Customers want visibility, control and accountability. The Multisig guard offers all three.
Expert Views
Promises kept, difficult timing
– By Andy Baehr, CFA, Head of Product and Research, CoinDesk Indices
On Sunday, New York City (and, I suspect, much of the rest of North America) plunged into the darkness of standard time; the sun set at 4:49 p.m. Yesterday, New Yorkers elected a new mayor, plunging the city into a new polarized phase.

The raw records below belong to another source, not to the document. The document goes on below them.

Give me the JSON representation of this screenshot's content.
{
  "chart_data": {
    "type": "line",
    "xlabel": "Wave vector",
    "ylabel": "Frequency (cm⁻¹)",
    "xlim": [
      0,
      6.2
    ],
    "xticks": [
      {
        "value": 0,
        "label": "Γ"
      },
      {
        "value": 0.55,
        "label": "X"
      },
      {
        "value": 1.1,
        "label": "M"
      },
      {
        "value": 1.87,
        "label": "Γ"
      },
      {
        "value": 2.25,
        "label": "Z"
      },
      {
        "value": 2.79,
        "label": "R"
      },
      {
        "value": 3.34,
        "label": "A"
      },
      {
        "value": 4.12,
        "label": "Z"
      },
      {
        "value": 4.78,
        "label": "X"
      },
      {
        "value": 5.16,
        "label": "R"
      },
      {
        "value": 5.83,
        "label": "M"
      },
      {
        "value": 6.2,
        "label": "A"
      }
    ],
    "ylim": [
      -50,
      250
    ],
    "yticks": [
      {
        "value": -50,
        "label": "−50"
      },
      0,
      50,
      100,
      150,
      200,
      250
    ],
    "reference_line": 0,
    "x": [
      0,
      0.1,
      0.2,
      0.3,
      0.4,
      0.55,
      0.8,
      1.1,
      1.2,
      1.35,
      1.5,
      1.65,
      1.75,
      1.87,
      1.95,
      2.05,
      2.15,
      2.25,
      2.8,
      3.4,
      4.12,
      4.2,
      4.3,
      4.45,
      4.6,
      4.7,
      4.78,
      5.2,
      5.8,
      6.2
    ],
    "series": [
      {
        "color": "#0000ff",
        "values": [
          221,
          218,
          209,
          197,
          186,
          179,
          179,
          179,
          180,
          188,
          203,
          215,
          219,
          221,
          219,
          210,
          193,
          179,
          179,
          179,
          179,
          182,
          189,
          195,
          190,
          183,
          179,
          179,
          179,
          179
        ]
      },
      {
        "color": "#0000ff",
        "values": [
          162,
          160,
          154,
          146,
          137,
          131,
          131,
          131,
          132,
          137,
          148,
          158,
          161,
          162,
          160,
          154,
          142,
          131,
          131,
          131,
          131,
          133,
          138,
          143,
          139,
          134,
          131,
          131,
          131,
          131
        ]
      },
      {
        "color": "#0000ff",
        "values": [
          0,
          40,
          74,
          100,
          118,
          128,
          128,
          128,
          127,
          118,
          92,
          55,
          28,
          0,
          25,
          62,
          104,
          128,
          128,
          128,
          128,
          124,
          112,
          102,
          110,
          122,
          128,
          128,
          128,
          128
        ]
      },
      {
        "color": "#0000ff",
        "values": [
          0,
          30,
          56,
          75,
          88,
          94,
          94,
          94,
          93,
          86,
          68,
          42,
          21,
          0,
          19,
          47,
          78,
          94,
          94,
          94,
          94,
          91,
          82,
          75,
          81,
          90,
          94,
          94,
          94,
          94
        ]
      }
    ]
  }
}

The mood in crypto has been similar lately: resigned, hunkered down, wondering where the endless summer days have gone. With the government shut down for a month, crypto legislative progress stalled, and Fed policy offering little upside convexity, catalysts for an uptrend are hard to come by. Commentators construct hopeful narratives and push back against late-cycle FUD, but the weight of poor price performance and the bruises left by the October 10 event keep the mood going. It doesn’t help that stocks are firing on all cylinders: The Nasdaq Composite hasn’t had such a long streak of rising months since 2017.
Sober Uptober – CoinDesk 20 Names Performed Poorly in a Traditionally Positive Month
It may be helpful to look back to a year ago, a few days before the 2024 presidential election, for perspective. The CoinDesk 20 Index was hovering below 2,000. Bitcoin was hovering around $60,000. By the end of November, CD20 had nearly doubled, ETH touched 4,000, and bitcoin was on its way to $100,000, its champagne moment. The market knew that support for digital assets was coming (and it is), but market timing and asset selection has been extremely difficult. The first quarter’s tariff anger tested faith, and the rollback was too quick for most to anticipate. ETH was no one’s favorite portfolio item at the start of the second quarter, until it led the entire market to all-time highs.
Performance since Election Day 2024: High numbers mask difficult timing

In a few weeks, these periods of post-election jubilation leading up to Inauguration Day will translate into year-over-year returns, and we will feel the need to demonstrate more sustainable asset class performance. Namely, look at the performance from Inauguration Day to today; only ETH’s power rally is impressive.
Price development since inauguration day – only ETH has led the way higher among the biggest names

The crypto market is looking for leadership to spark another broad rally. Bitcoin has dominated in 2024, making its way into investment portfolios through the adoption of ETFs and treasury. Ether dominated in 2025, benefiting from stable coin growth and tokenization narratives eventually gaining institutional traction. XRP – and Ripple – have shown remarkable performances even if their story remains largely absent from the talking points that move the marketers. Solana is increasingly reaching out to the public (sponsorships, conferences and consumer adoption), but SOL’s performance is lagging behind its ambitions. What story and asset will provide the next spark? The market seems to be waiting for an answer.
Chart of the week
This week we look at ETH price in relation to average DeFi pool yields and BTC/ETH funding rates. Since August 2025, the price of ETH has been increasing while the 7-day rolling DeFi pool APY (yield of all pools tracked by DeFillama) and ETH funding rates have been consistently trending downward. This divergence strongly suggests that the rally is a narrative of “Digital Asset Treasury” (DAT)/flow-driven trading, and not a demand-driven move based on utility or high yield. DeFi’s sustained low core yield is a key signal of weak underlying demand for ETH’s core DeFi utility, a factor that will likely become a headwind and challenge the continuation of the DAT narrative as institutional flows continue to slow.